International Women’s Rights Day. 6 films featuring women in search of freedom
“Chronicles of Tehran”
Chronicles of Tehran
by Ali Asgari and Alireza Khatami
Drama. 1:17 a.m. In theaters March 13.
Dress your daughter for back to school; go to get your driving license or have a job interview: so many acts of daily life which, in Iran, do not come naturally. Imbued with humor, the nine sketches making up this film were shot in nine sequence shots and in a fixed frame.
If the bodies and faces of Iranian citizens appear on the screen, the figures of power who face them in each scene are never filmed. Ministerial, administrative employee or business manager: only the voices of totalitarianism resonate in the face of these nine characters in search of freedom. “We look at how a regime controls all personal aspects of individuals’ lives, such as the body, sexuality and identity. (…) This omnipresent regulation infiltrates everyone’s lives, eradicating the private space where resistance could flourish,” explained the directors upon the release of this feature film shot in seven days, and without authorization, in Tehran.

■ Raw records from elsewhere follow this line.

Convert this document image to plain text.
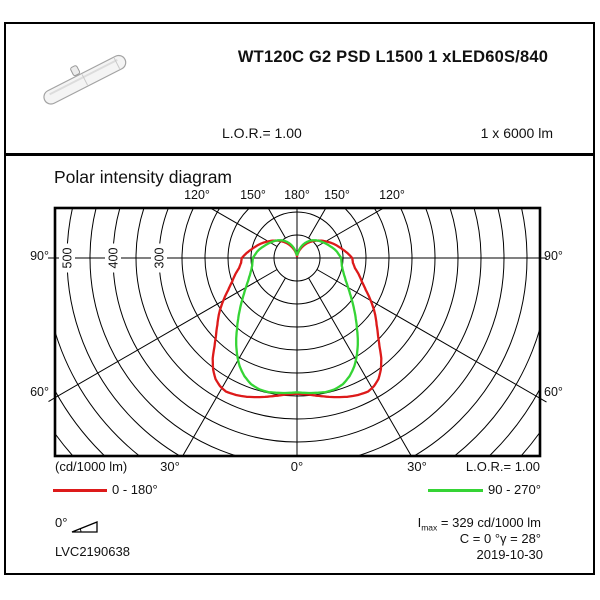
WT120C G2 PSD L1500 1 xLED60S/840
L.O.R.= 1.00	1 x 6000 lm
Polar intensity diagram
500	400	300
120°	150°	180°	150°	120°
90°	90°
60°	60°
30°	0°	30°
(cd/1000 lm)	L.O.R.= 1.00
0 - 180°	90 - 270°
0°	$I_{max} = 329$ cd/1000 lm
C = 0 °γ = 28°
2019-10-30
LVC2190638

The penultimate sketch features a director forced to gradually abandon each element of his script, in the face of an implacable censor. In 2022, when their previous film was released, Just one night, the two filmmakers gave us an interview in which they affirmed that they felt bound by a moral obligation to bear witness to life in this totalitarian Iran. “Yes, censorship constitutes a real obstacle, a limiting constraint which recently made us give up on a film project. In the eyes of the censors, there is always a political or religious reading of the work, a sign of the paranoia of the system,” they explained to us.
Last spring, just after the announcement of the selection of Chronicles of Tehran At the Cannes Film Festival, Iranian authorities questioned, one by one, each actor in the film. In this country which experienced the repression of the “Woman, Life, Freedom” revolt movement (the death of Mahsa Amini, in September 2022, moved the whole world), the Iranian regime has, clearly, still not loosened its grip on ‘vice. However, beyond the personal risks they face, Ali Asgari and Alireza Khatami continue to film the ravages of totalitarian rule. Their film is a hymn to freedom. A courageous, accomplished and necessary work.